Los geht es an der Berlinischen Galerie, wo Nikitin zunächst die wichtigste
Regel erklärt: „Wir haben keine Eile“. Auf dem Museumsvorplatz haben sich
270 Fahrradfahrer*innen versammelt, die um 18 Uhr mit einem melodischen
Klingelkonzert losradeln. Um auch musikalisch in das Berlin der Zwanziger
Jahre einzutauchen, hat Konstantin Dudakov-Kashuro einen Soundtrack
vorbereitet, den man während der Fahrt anhören kann.
Wie eine organische Masse bewegt sich der Fahrradzug durch Kreuzberg.
Flankiert von Polizeimotorrädern vereinen sich Berliner*innen und
Tourist*innen. Die hohe Leihradquote und englische Sprachfetzen lassen
zumindest darauf schließen. Liebespärchen sind auf Tandems unterwegs,
ebenso Familien auf verschiedenen Radgrößen. Es wirkt wie eine Critical
Mass für Kulturbegeisterte. Die Musik verstummt, als die Masse am Karlsbad
ankommt. Dort steht mitten auf dem Platz eine weiße Badewanne. „Das ist die
Badewanne von Mies van der Rohe“, leitet Nikitin ein. Der Architekt habe in
den Dreißigern in der Nähe gewohnt und hier wichtige Ideen gehabt. „Da er
viel gefeiert hat, musste er manchmal in seiner Badewanne schlafen“, sagt
Nikitin. Deshalb steht sie also hier.
Als die Masse über den Großen Stern fährt, ist das Freiheitsgefühl am
größten. Die Radler*innen nutzen die gesamte Breite, drehen große Kreise.

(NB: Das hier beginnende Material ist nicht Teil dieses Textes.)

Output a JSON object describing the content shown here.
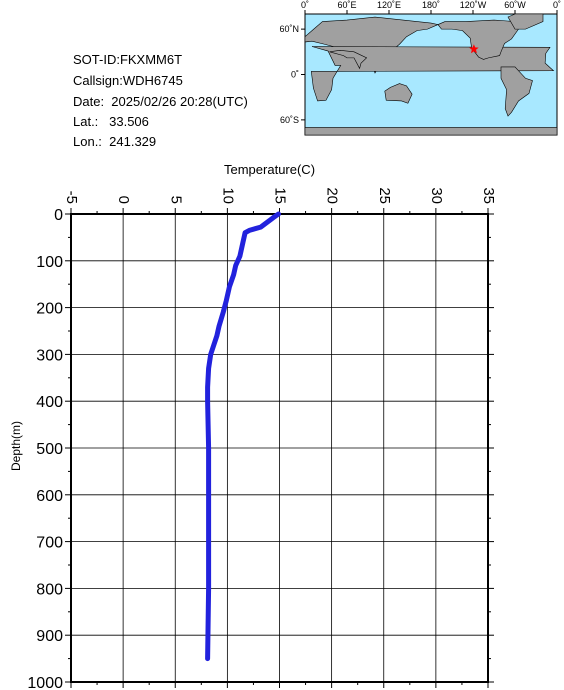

Eine architekturbegeisterte Laufgruppe ist sogar aus Mailand angereist, um
Nikitins Event zu erleben. „Wir waren auch schon in Istanbul und verbinden
das immer mit Städtetrips“, erzählt Addes Tesfamariam. Nächster Halt ist
das Hansaviertel, das für „die Rückkehr der Moderne nach Deutschland nach
dem Zweiten Weltkrieg“ steht, sagt Mitorganisator Christian Burkhard. Hier
zähle nicht nur Funktion, sondern auch Ästhetik, wie die Gebäude von Sep
Ruf und Walter Gropius in der Händelallee zeigen.
Am Ernst-Reuter-Platz erklärt der Kunsthistoriker Thomas Flierl den
städtebaulichen Wettlauf zwischen Ost und West. Während im Osten der
sozialistische Realismus siegte, war der moderne Interbau am
Ernst-Reuter-Platz die Antwort des Westens.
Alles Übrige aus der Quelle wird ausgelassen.